As before, this spin-off of the franchise is an energetic, violent, old-school spy flick, a breathless action thriller featuring exotic locales, chases galore, jittery editing, darting handheld camerawork, and extensive hand-to-hand combat in a suspenseful cat-and-mouse drama that’s blessedly free of computer-generated special effects.

Writer and director Tony Gilroy (Michael Clayton, Duplicity), who wrote or co-wrote each of the first three films and co-wrote this one with his brother Dan, loosely based the cynicism-soaked screenplay on a later Bourne novel by Eric Van Lustbader.

And his large, competent supporting cast – including Edward Norton, Joan Allen, Scott Glenn, Stacy Keach, David Strathairn, Donna Murphy, and Albert Finney – help to lend an authoritativeness to the sometimes outlandish proceedings.

But whereas in the first three films we were intrigued with Jason Bourne’s predicament and then strongly invested in the outcome of his efforts to stay alive, our involvement with Aaron Cross doesn’t evolve as completely from a removed admiration of his skills to an emotional rooting interest.

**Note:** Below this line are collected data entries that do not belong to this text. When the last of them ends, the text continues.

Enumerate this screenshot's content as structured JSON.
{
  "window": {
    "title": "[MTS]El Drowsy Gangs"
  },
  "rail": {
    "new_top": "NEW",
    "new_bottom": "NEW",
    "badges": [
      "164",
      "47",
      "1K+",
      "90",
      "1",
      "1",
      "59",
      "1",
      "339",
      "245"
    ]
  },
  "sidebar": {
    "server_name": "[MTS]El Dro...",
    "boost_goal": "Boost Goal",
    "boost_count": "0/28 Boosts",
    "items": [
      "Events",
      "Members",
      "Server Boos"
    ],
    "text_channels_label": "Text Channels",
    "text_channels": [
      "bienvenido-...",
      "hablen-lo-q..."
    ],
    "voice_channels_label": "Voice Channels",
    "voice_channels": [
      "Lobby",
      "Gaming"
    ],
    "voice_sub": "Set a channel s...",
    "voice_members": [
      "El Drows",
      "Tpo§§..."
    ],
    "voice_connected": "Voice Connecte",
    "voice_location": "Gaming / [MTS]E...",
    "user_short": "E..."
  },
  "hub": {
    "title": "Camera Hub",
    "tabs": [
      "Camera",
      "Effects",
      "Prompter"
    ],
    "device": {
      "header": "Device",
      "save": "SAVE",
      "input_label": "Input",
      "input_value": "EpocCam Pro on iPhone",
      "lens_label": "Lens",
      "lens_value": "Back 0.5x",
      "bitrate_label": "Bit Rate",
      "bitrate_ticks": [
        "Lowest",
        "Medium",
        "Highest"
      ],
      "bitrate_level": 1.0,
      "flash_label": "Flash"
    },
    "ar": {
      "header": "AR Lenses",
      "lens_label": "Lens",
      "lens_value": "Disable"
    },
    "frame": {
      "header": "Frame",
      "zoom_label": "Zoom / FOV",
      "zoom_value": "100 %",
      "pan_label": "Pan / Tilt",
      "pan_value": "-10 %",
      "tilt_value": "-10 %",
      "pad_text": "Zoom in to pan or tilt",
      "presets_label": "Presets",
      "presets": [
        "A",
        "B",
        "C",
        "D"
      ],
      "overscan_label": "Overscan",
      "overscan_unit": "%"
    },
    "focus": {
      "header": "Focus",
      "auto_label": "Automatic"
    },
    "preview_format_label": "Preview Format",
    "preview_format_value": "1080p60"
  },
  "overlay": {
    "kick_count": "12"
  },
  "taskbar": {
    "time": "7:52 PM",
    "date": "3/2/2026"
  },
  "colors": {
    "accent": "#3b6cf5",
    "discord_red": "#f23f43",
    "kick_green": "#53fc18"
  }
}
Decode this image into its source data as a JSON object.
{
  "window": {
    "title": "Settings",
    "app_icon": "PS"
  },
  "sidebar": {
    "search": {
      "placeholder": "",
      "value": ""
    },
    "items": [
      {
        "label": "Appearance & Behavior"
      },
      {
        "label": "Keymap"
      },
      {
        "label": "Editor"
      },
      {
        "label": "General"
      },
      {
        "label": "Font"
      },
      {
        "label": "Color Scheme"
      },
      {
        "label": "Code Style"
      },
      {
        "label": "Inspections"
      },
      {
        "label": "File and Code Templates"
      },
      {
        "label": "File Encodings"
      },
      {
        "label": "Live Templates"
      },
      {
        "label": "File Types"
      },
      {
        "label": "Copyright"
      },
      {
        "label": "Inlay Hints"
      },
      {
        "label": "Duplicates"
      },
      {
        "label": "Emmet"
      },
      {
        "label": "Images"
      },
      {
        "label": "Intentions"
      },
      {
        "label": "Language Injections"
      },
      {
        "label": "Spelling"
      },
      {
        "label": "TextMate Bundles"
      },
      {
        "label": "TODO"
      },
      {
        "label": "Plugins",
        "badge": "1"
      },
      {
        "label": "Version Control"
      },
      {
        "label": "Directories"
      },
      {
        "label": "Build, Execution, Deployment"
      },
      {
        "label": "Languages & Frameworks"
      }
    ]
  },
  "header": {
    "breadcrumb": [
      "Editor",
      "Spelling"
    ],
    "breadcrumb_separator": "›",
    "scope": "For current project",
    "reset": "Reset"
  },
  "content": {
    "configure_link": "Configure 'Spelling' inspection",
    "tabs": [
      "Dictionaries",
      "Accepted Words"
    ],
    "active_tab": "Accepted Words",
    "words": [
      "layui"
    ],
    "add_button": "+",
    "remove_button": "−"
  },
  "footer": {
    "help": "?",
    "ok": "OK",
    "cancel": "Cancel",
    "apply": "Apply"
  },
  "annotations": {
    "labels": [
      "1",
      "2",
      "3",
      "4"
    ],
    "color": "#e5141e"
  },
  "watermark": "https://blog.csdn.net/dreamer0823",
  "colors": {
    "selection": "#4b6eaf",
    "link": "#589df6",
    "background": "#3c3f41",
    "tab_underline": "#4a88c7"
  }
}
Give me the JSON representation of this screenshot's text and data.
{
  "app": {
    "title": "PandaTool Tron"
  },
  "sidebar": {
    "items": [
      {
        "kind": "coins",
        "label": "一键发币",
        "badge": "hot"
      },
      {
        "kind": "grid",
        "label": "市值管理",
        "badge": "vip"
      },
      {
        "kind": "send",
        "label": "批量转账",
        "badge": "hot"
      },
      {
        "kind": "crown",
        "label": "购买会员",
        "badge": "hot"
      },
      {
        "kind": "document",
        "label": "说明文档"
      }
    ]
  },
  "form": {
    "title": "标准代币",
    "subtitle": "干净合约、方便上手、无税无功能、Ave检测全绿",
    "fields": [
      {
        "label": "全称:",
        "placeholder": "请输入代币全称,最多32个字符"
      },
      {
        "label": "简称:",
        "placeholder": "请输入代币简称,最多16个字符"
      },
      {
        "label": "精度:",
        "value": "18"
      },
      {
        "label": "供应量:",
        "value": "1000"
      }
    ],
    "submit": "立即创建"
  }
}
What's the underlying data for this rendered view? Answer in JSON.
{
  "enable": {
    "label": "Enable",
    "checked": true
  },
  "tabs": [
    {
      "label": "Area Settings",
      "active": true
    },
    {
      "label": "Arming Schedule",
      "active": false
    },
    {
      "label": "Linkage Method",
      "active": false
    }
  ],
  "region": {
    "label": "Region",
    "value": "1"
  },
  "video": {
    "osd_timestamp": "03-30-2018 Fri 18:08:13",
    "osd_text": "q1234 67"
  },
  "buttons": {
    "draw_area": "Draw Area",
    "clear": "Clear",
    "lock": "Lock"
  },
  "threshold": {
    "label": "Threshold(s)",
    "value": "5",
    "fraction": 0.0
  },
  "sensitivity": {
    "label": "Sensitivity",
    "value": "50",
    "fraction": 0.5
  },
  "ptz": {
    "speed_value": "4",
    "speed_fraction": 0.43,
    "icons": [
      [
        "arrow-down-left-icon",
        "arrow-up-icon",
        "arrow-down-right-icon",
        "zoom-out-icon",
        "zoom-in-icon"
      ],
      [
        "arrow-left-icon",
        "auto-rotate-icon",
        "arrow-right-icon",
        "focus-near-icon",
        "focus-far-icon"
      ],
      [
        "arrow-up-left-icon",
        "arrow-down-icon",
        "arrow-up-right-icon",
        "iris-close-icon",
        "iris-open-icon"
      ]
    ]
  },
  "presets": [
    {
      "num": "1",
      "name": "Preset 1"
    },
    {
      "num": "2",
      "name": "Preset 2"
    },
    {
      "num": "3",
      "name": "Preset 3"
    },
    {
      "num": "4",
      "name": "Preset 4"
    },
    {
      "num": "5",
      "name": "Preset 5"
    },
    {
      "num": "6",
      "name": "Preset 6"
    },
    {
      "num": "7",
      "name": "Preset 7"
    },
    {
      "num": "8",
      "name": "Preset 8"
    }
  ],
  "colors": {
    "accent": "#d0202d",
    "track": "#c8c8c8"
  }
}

Still, until the unnecessarily extended and farfetched climax on the crowded streets of Manila – and if we can erase the memory of a laughably unconvincing moment of derring-do on the back of a motorcycle featuring Oscar winner Rachel Weisz – this adventure comes close to matching the level of dramatic tension throughout the trilogy that preceded it.

That’s to some degree the fault of the somewhat underdeveloped screenplay, to some degree because the film stops rather than ends, and to some degree because while Renner is a perfectly acceptable and believable leading man, his level of magnetism falls a tad short of that of Matt Damon.

You needn’t have seen any or all of the first three films to follow or appreciate this one, but it does enrich the experience – unless you compare the film a bit too closely to its predecessors and allow the unavoidable law of diminishing returns to kick in.

So we’ll chase 2½ stars out of 4 for a serviceable sequel that comes tantalizingly close to living up to its legacy. Despite following the template almost to the letter, The Bourne Legacy somehow manages to avoid the trap of registering as The Bourne Redundancy.